The one-step Mantoux method of intradermal PPD skin testing involves injecting the material known as PPD into the skin so that a bleb is raised as the material is injected. For most healthy individuals, the one-step test is sufficient to detect latent TB or active TB disease. TB testing depends on cell-mediated immunity and the anemnestic or memory response where the body recalls a previous encounter with the antigen and reacts to it. In older individuals and those who have one of a group of specific conditions that reduce immune response, the first Mantoux test can produce a false negative response to a first test. In these individuals, the two-step method is recommended, involving repeating the Mantoux test procedure with an interval of at least one week to get an accurate result. Anamestic memory for most antigens occurs within one week after stimulation with the substance -thus a second test may be positive when a first is negative and indicate that an individual has latent TB or TB disease. The need for a two-step test for individuals under 60 years of age should be determined by the clinician performing the test or by the local department of health.

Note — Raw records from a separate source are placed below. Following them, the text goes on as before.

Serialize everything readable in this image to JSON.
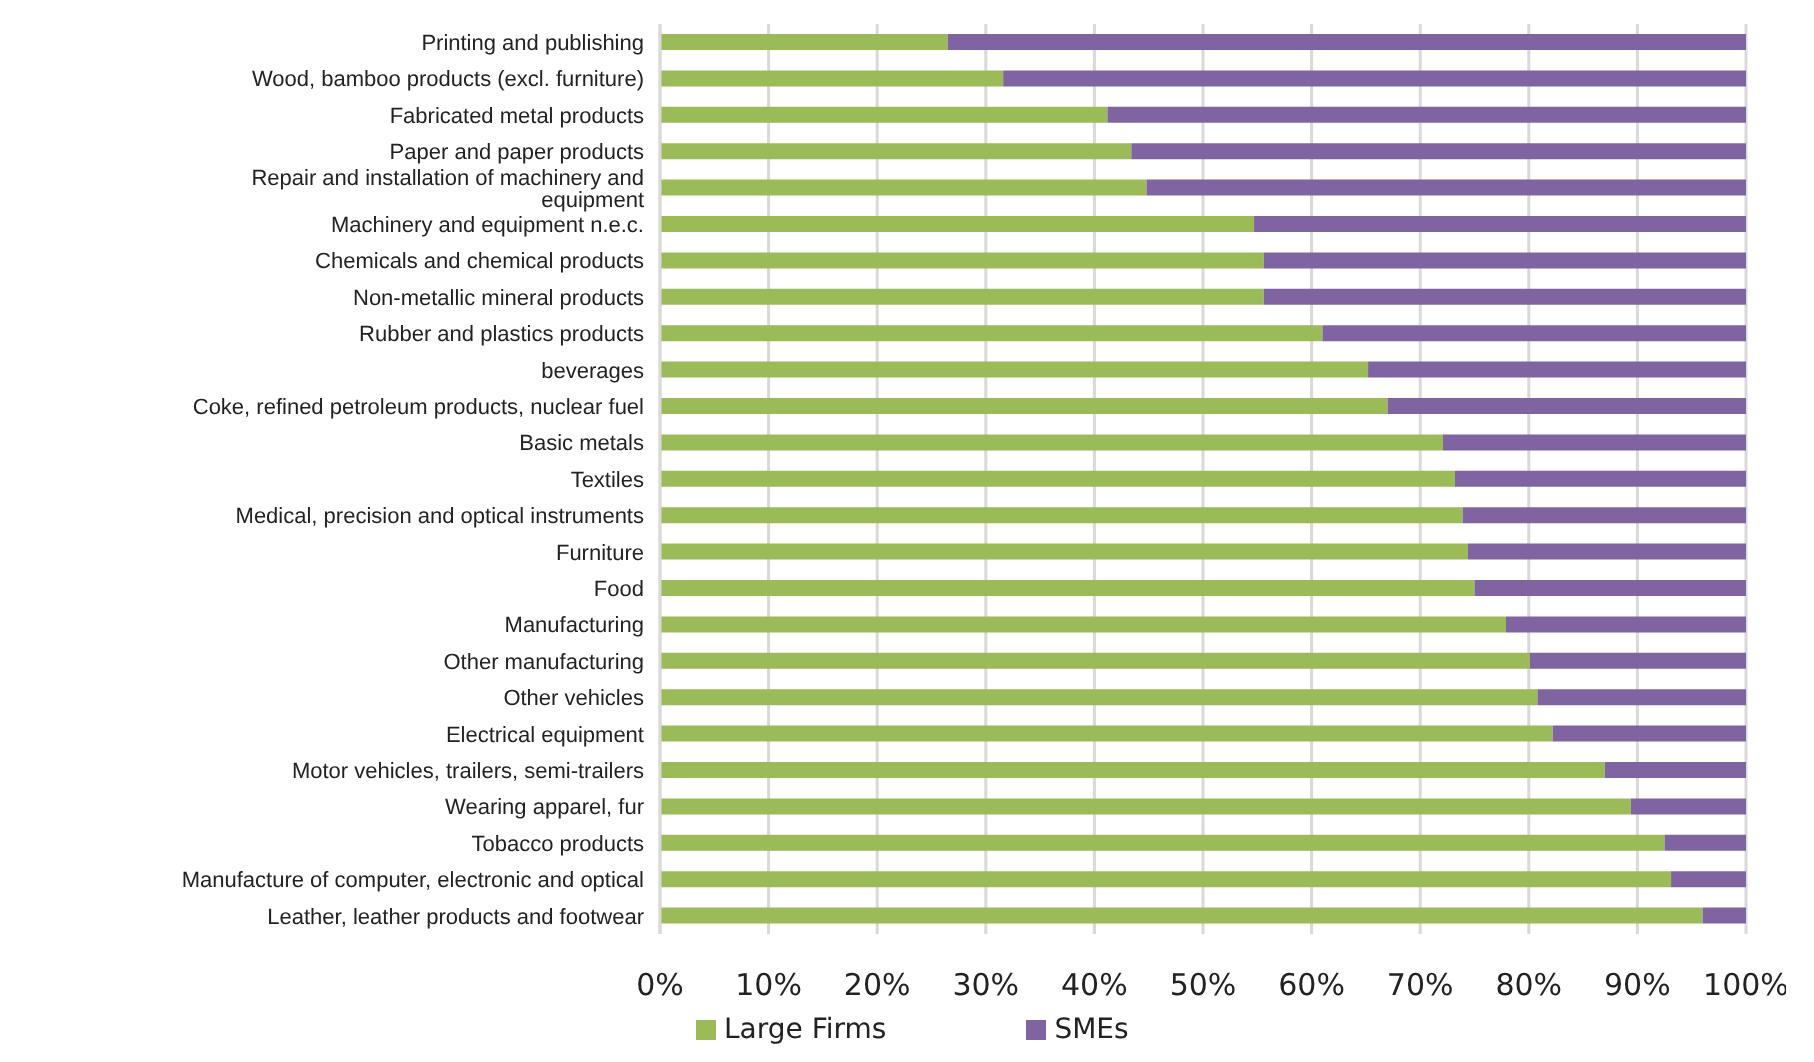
{
  "chart_data": {
    "type": "bar",
    "orientation": "horizontal",
    "stacked": true,
    "categories": [
      "Printing and publishing",
      "Wood, bamboo products (excl. furniture)",
      "Fabricated metal products",
      "Paper and paper products",
      "Repair and installation of machinery and equipment",
      "Machinery and equipment n.e.c.",
      "Chemicals and chemical products",
      "Non-metallic mineral products",
      "Rubber and plastics products",
      "beverages",
      "Coke, refined petroleum products, nuclear fuel",
      "Basic metals",
      "Textiles",
      "Medical, precision and optical instruments",
      "Furniture",
      "Food",
      "Manufacturing",
      "Other manufacturing",
      "Other vehicles",
      "Electrical equipment",
      "Motor vehicles, trailers, semi-trailers",
      "Wearing apparel, fur",
      "Tobacco products",
      "Manufacture of computer, electronic and optical",
      "Leather, leather products and footwear"
    ],
    "series": [
      {
        "name": "Large Firms",
        "color": "#9bbb59",
        "values": [
          26.5,
          31.6,
          41.2,
          43.4,
          44.8,
          54.7,
          55.6,
          55.6,
          61.0,
          65.2,
          67.0,
          72.1,
          73.2,
          73.9,
          74.4,
          75.0,
          77.9,
          80.1,
          80.8,
          82.2,
          87.0,
          89.4,
          92.5,
          93.1,
          96.0
        ]
      },
      {
        "name": "SMEs",
        "color": "#8064a2",
        "values": [
          73.5,
          68.4,
          58.8,
          56.6,
          55.2,
          45.3,
          44.4,
          44.4,
          39.0,
          34.8,
          33.0,
          27.9,
          26.8,
          26.1,
          25.6,
          25.0,
          22.1,
          19.9,
          19.2,
          17.8,
          13.0,
          10.6,
          7.5,
          6.9,
          4.0
        ]
      }
    ],
    "xlim": [
      0,
      100
    ],
    "xticks": [
      {
        "value": 0,
        "label": "0%"
      },
      {
        "value": 10,
        "label": "10%"
      },
      {
        "value": 20,
        "label": "20%"
      },
      {
        "value": 30,
        "label": "30%"
      },
      {
        "value": 40,
        "label": "40%"
      },
      {
        "value": 50,
        "label": "50%"
      },
      {
        "value": 60,
        "label": "60%"
      },
      {
        "value": 70,
        "label": "70%"
      },
      {
        "value": 80,
        "label": "80%"
      },
      {
        "value": 90,
        "label": "90%"
      },
      {
        "value": 100,
        "label": "100%"
      }
    ],
    "grid": "x",
    "legend": "bottom"
  }
}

COMMENTS: The two stages of tuberculosis are:
a) Latent tuberculosis infection, when the tuberculosis germ is in the body and causes a positive Mantoux intradermal skin test but does not cause sickness;
b) Active tuberculosis (tuberculosis disease), when the tuberculosis germ is in the body and causes sickness.
Virtually all tuberculosis is transmitted from adults and adolescents with tuberculosis disease. Infants and young children with tuberculosis are not likely to transmit the infection to other children or adults because they generally do not produce sputum and are unable to forcefully cough out large numbers of organisms into the air.